Entretanto, o número de professores com formação para atender esses alunos não acompanhou o aumento das matrículas. Em 2014, o Brasil tinha 97,1 mil docentes com formação específica para a educação especial, o equivalente a 4,4% do total de professores. No ano passado, essa proporção subiu para 6,4%, com 151,3 mil docentes. O ritmo de crescimento —0,2 ponto percentual ao ano— levaria quase cinco séculos para alcançar todos os 2,2 milhões de professores do país.
Com o aumento de alunos com deficiência, a proporção de docentes especializados também piorou. Em 2014, havia um professor com formação adequada para cada nove estudantes da educação especial. Em 2023, esse índice caiu para um docente para cada 13 alunos.
“O Brasil tem uma das legislações educacionais mais robustas sobre os direitos das pessoas com deficiência, mas não adianta ter uma estrutura jurídica avançada sem que o professor tenha formação, repertório e ferramentas para fazer um bom trabalho”, afirma Rodrigo Mendes, superintendente do instituto. Ele defende políticas públicas de larga escala para capacitação de professores, além de melhorias no currículo de licenciaturas e pedagogia, e estratégias de formação continuada sobre educação inclusiva.
Em nota, o Ministério da Educação afirmou ver a formação de professores como estratégia fundamental para a política de educação especial na perspectiva inclusiva. A pasta informou ter investido R$ 20 milhões em um curso a distância sobre o tema em parceria com 50 universidades.

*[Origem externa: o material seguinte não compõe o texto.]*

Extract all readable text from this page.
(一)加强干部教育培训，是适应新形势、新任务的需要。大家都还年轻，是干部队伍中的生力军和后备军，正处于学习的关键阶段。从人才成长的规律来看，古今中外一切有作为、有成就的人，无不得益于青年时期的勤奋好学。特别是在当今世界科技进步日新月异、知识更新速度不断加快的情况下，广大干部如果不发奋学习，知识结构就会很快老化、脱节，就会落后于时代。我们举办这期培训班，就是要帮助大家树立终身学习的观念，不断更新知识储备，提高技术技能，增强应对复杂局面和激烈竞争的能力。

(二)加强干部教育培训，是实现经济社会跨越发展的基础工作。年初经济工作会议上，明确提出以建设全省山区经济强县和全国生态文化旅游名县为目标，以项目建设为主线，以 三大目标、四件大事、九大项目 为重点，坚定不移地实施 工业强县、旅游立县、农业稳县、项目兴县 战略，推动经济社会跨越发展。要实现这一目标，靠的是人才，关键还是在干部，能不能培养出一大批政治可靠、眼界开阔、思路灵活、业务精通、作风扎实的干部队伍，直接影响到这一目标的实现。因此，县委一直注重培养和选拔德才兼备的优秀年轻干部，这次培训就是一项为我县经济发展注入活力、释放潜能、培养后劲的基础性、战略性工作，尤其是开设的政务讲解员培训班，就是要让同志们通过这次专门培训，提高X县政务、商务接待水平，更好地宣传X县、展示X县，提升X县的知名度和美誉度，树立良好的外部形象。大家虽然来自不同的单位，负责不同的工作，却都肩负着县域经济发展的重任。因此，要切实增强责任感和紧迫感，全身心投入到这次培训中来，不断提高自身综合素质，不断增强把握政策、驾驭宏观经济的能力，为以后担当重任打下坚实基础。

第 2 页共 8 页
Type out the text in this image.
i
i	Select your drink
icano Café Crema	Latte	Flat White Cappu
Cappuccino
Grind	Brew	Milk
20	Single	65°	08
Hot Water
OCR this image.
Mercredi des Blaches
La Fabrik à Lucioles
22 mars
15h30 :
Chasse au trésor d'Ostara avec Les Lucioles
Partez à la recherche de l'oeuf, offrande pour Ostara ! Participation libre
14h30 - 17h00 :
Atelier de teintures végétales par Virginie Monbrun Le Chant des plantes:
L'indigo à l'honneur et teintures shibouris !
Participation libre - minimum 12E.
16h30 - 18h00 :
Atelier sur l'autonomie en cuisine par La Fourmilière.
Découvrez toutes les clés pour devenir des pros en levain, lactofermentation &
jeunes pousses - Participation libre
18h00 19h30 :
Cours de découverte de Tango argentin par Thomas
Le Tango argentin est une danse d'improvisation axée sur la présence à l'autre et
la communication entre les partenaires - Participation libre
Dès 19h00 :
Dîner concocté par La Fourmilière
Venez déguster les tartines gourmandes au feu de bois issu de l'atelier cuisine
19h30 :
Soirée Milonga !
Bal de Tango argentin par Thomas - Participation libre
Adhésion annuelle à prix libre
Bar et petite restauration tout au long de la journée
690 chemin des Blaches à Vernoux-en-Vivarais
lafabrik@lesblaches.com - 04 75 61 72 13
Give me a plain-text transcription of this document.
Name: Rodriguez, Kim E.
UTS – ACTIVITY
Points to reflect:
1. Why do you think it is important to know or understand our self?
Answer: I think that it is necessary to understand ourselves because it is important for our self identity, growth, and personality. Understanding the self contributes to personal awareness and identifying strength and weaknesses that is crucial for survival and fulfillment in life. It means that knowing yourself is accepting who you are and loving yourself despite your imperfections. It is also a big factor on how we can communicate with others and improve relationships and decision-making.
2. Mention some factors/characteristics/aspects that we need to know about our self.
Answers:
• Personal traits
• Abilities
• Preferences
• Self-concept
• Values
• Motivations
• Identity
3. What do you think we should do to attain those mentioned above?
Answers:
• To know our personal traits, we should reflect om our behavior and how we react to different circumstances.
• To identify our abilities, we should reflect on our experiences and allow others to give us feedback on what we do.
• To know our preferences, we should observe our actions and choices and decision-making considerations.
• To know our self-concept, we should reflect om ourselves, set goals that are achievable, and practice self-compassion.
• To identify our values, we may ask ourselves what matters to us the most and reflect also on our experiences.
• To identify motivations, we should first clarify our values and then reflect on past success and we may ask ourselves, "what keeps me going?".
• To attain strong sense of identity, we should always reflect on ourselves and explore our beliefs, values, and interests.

Segundo o MEC, a Renafor (Rede Nacional de Formação Continuada dos Profissionais do Magistério da Educação Básica Pública) ofertou no primeiro semestre deste ano 237 cursos voltados a professores do AEE (Atendimento Educacional Especializado) e a gestores escolares, com mais de 118 mil educadores matriculados. O ministério disse ainda ter destinado R$ 439 milhões para financiar a instalação de salas de recursos multifuncionais em 21 mil unidades da rede pública e ter aumentado o valor repassado pelo Fundeb para cada matrícula na educação especial, que passou de R$ 6.378,67 em 2023 para R$ 7.627,17 neste ano.
A pasta destacou ainda que estados e municípios também são responsáveis pela formação continuada dos seus quadros docentes.